Lydea si affrettò a seguirla.

Quando raggiunsero l’uomo videro che giaceva a faccia in giù tra le macerie di una stanza semidistrutta. La finestra attraverso cui era caduto si trovava in parte sotto il livello della strada. Lydea gettò appena uno sguardo ai suoi capelli bianchi, poi alzò gli occhi sui pochi palmi di muro che la separavano dalla libertà e dalla luce di una rumorosa strada di Ombria. Se lui era stato capace di entrare, forse lei avrebbe potuto uscire…

La maga, accanto all’individuo, aveva chiuso gli occhi e stava mormorando qualcosa. Lydea udì il morente mandare un gemito rauco, angoscioso.

L’uomo sollevò il viso e socchiuse gli occhi, vacui e storditi.
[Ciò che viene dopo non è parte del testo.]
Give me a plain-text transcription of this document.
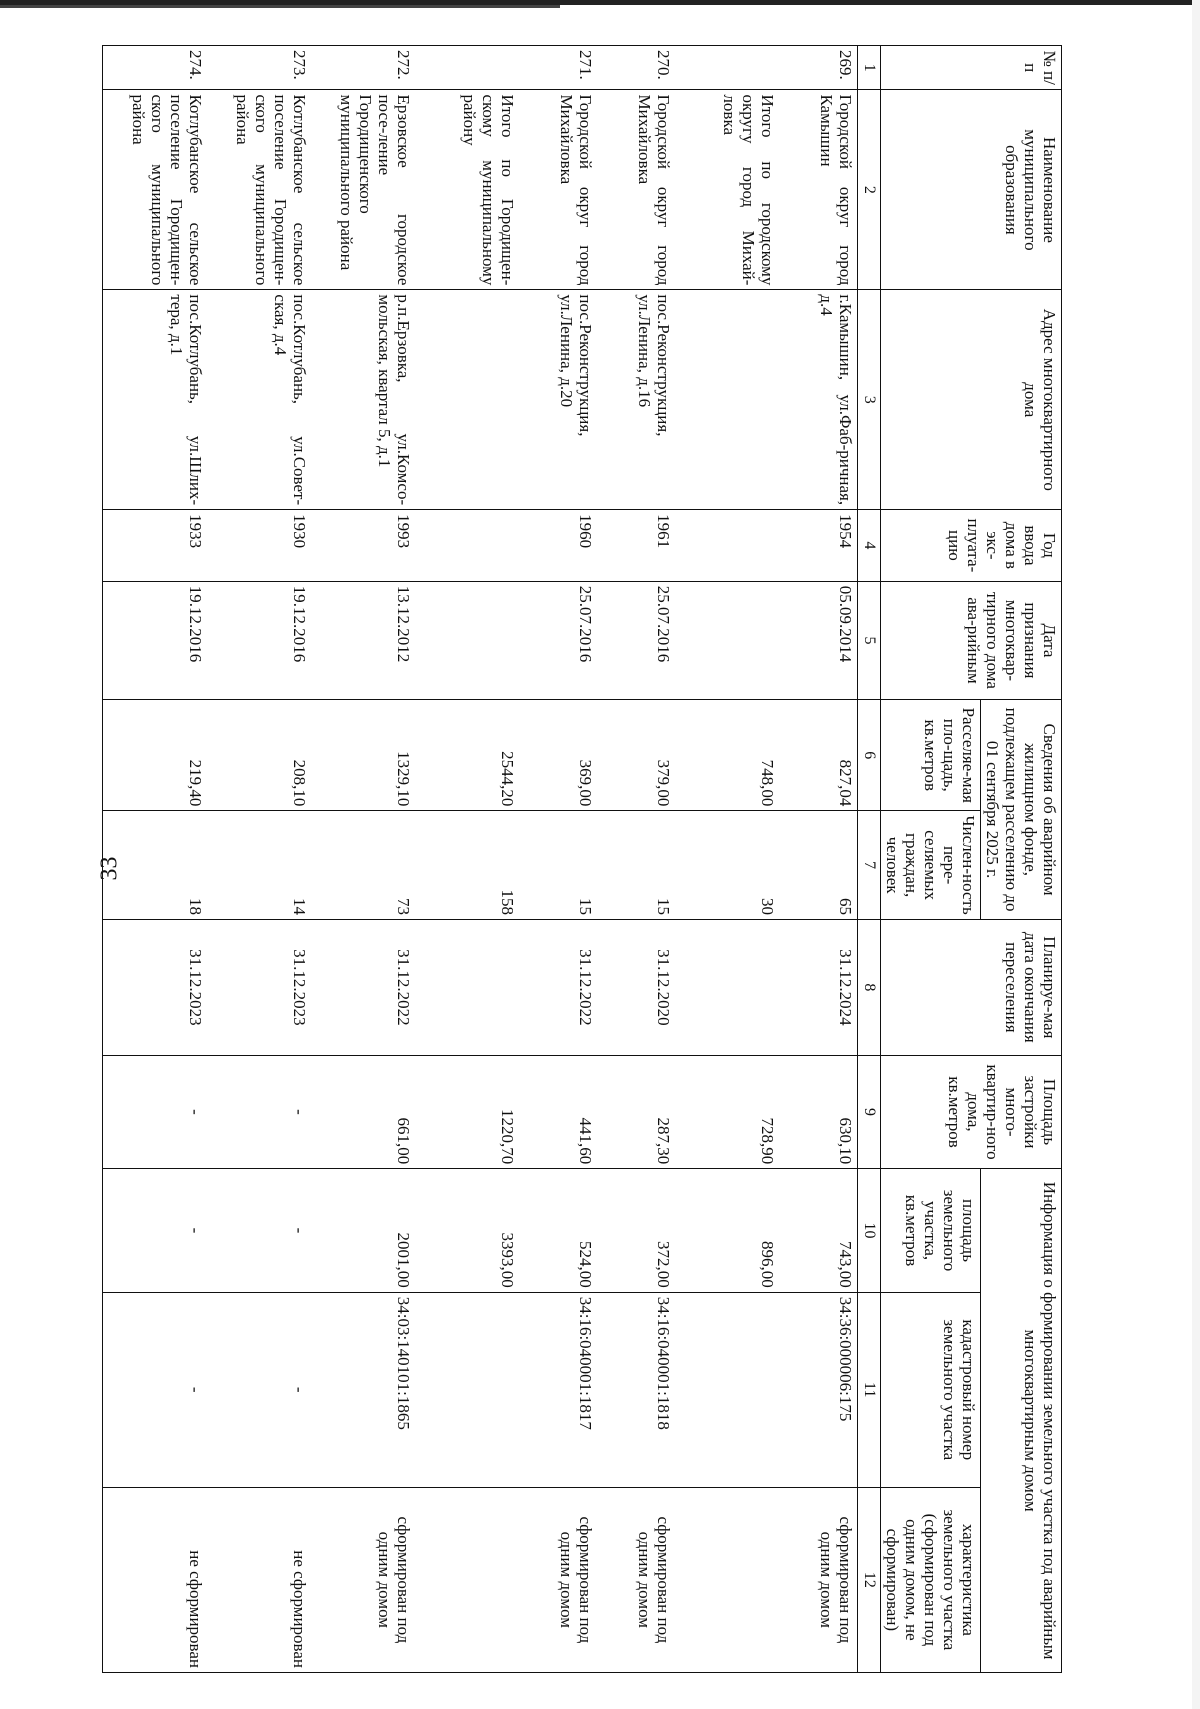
33
№ п/п	Наименование муниципального образования	Адрес многоквартирного дома	Год ввода дома в экс-плуата-цию	Дата признания многоквар-тирного дома ава-рийным	Сведения об аварийном жилищном фонде, подлежащем расселению до 01 сентября 2025 г.		Планируе-мая дата окончания переселения	Площадь застройки много-квартир-ного дома, кв.метров	Информация о формировании земельного участка под аварийным многоквартирным домом		
					Расселяе-мая пло-щадь, кв.метров	Числен-ность пере-селяемых граждан, человек			площадь земельного участка, кв.метров	кадастровый номер земельного участка	характеристика земельного участка (сформирован под одним домом, не сформирован)
1	2	3	4	5	6	7	8	9	10	11	12
269.	Городской округ город Камышин	г.Камышин, ул.Фаб-ричная, д.4	1954	05.09.2014	827,04	65	31.12.2024	630,10	743,00	34:36:000006:175	сформирован под одним домом
	Итого по городскому округу город Михай-ловка				748,00	30		728,90	896,00		
270.	Городской округ город Михайловка	пос.Реконструкция, ул.Ленина, д.16	1961	25.07.2016	379,00	15	31.12.2020	287,30	372,00	34:16:040001:1818	сформирован под одним домом
271.	Городской округ город Михайловка	пос.Реконструкция, ул.Ленина, д.20	1960	25.07.2016	369,00	15	31.12.2022	441,60	524,00	34:16:040001:1817	сформирован под одним домом
	Итого по Городищен-скому муниципальному району				2544,20	158		1220,70	3393,00		
272.	Ерзовское городское посе-ление Городищенского муниципального района	р.п.Ерзовка, ул.Комсо-мольская, квартал 5, д.1	1993	13.12.2012	1329,10	73	31.12.2022	661,00	2001,00	34:03:140101:1865	сформирован под одним домом
273.	Котлубанское сельское поселение Городищен-ского муниципального района	пос.Котлубань, ул.Совет-ская, д.4	1930	19.12.2016	208,10	14	31.12.2023	-	-	-	не сформирован
274.	Котлубанское сельское поселение Городищен-ского муниципального района	пос.Котлубань, ул.Шлих-тера, д.1	1933	19.12.2016	219,40	18	31.12.2023	-	-	-	не сформирован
Aveva la pelle grigia come calcina secca, e lividi e graffi prodotti dalla caduta tra le macerie. Aprì un occhio e mosse una mano annerita come per difendersi dalla voce di Faey, e fu allora che Lydea poté vederlo meglio in faccia. Le si mozzò il fiato.

«Non ucciderlo!»

La maga riaprì gli occhi. Imprecò tra i denti, quindi rimase immobile per un poco, scrutando l’uomo. «D’accordo», concesse infine, sottovoce, mentre Lydea s’inginocchiava accanto a lui. La ragazza lo aveva riconosciuto solo un po’ alla volta, un pezzo dopo l’altro; i capelli bianchi, gli occhi d’argento, il carboncino che aveva in mano. Parecchi fogli spiegazzati giacevano intorno a lui; altri erano volati via nell’ombra. Lo girò supino, più delicatamente che poté, e vide che respirava ancora. Lui aprì anche l’altro occhio e la guardò senza vederla.

«Ducon.» La ragazza gli accarezzò i capelli. «Ducon, sono Lydea.» Lo sentì trattenere il respiro, e alzò lo sguardo verso Faey, sbalordita. «Questo è Ducon Greve.»
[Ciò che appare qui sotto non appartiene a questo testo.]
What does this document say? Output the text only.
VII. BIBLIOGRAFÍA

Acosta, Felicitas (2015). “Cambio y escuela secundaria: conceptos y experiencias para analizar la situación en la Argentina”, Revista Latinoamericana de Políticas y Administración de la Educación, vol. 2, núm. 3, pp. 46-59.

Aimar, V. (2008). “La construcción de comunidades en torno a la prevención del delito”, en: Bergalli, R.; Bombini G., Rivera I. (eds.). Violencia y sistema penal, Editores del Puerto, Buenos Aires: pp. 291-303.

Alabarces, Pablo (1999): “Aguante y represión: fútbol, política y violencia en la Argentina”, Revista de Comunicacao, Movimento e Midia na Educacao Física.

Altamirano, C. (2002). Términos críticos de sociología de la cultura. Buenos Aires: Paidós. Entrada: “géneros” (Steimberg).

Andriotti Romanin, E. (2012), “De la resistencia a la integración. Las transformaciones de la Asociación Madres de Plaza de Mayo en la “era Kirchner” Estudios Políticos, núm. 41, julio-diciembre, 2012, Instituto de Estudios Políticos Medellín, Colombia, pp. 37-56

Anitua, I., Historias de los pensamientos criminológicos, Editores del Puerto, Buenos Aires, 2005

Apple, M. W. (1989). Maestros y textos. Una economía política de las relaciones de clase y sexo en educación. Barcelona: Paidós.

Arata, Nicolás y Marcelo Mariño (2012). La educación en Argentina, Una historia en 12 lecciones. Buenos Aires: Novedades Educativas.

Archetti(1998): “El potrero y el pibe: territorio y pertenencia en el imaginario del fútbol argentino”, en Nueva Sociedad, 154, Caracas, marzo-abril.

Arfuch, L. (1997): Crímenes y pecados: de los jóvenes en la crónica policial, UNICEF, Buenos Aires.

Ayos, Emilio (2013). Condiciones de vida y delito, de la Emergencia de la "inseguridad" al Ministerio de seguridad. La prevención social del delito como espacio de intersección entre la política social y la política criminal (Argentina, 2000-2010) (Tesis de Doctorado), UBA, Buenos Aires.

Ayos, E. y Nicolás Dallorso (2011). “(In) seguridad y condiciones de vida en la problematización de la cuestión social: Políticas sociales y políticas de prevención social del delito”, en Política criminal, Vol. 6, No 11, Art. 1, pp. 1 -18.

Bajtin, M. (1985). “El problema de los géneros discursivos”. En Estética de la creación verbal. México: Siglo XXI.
«Già, è Ducon Greve», annuì la maga. «Io sono stata pagata per dargli la morte.» Lydea sbatté le palpebre. Faey si chinò, afferrò Ducon per le braccia e se lo issò su una spalla come un sacco, senza sforzo apparente. «Non posso rimandarlo su in queste condizioni.»
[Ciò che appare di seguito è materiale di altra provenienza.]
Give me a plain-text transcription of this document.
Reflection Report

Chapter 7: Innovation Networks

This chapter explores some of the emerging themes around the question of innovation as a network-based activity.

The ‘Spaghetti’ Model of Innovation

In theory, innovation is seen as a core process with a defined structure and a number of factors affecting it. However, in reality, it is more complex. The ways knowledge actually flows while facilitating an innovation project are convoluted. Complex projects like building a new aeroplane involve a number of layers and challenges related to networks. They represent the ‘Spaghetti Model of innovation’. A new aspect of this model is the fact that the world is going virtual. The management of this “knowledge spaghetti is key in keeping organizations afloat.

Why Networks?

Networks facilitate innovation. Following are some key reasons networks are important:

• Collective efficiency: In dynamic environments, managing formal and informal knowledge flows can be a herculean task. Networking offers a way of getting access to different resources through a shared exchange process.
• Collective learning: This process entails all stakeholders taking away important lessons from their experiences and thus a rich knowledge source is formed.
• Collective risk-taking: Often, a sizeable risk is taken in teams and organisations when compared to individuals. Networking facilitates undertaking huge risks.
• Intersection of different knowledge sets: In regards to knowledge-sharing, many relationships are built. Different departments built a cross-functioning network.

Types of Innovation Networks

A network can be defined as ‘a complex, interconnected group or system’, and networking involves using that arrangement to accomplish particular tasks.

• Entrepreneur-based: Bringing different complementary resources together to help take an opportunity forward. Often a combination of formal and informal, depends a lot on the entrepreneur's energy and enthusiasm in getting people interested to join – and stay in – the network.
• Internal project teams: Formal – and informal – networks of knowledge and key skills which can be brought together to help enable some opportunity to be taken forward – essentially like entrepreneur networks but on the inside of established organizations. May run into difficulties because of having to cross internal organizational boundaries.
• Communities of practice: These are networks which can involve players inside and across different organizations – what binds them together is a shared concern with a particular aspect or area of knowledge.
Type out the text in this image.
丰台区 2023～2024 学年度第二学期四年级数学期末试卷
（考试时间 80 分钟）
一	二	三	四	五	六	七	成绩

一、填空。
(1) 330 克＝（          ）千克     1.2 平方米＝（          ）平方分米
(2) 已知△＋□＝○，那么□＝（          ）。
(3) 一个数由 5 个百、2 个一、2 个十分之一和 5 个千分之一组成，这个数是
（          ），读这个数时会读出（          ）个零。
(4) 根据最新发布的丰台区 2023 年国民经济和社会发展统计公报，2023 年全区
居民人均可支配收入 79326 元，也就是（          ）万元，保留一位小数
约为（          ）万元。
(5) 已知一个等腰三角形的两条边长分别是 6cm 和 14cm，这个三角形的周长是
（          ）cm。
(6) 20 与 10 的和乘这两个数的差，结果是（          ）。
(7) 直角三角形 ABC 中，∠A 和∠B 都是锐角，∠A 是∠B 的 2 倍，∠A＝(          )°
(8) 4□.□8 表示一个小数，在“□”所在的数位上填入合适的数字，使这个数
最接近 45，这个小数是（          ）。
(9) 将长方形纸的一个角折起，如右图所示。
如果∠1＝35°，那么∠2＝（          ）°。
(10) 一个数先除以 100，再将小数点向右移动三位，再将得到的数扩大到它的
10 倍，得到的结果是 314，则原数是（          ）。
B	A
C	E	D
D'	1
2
«Che intenzioni avete?» mormorò Lydea. Si alzò, mentre Faey cominciava a muoversi, e afferrò Ducon per la giubba, costringendo la maga a fermarsi. La sua voce si alzò in un grido che echeggiò lungo il fiume tenebroso. «Cosa gli volete fare?»

Faey si voltò a guardarla. I suoi occhi, sotto le eleganti sopracciglia arcuate, erano di nuovo azzurri. Lydea non riuscì a capire che sentimenti ci fossero dietro di essi; sembravano non vederla affatto. «Non so cosa ne farò di lui», disse infine la maga. «Ma poiché la mia bambola di cera se n’è andata, sarai tu a occuparti di lui.»

Detto questo, s’incamminò verso la lontana fila dei graziosi lampioni nella cui luce le case sulla riva del fiume apparivano eteree, come frammenti di sogni. Lydea la seguì, con una mano posata sulla schiena di Ducon. Con voce che ancora tremava dopo quel grido, domandò: «Dove lo state portando?»

«A casa mia.»

«Perché lo avete… chi è che lo vuole morto? Domina Pearl?»

«Non ne ho idea. Una persona molto ricca, i cui servi hanno lo stemma di una manticora sulla livrea.»

Lydea rischiò d’inciampare per lo stupore. «Il Nobile Sozon? Mi chiedo perché.» Sentì che Ducon mormorava qualcosa. Si piegò per capire meglio, ma lui non disse altro. Gli rimase vicino e continuò a parlare, in modo che il giovane udisse una voce nota in quel posto spettrale. «Ora però non volete farlo. Non volete ucciderlo.»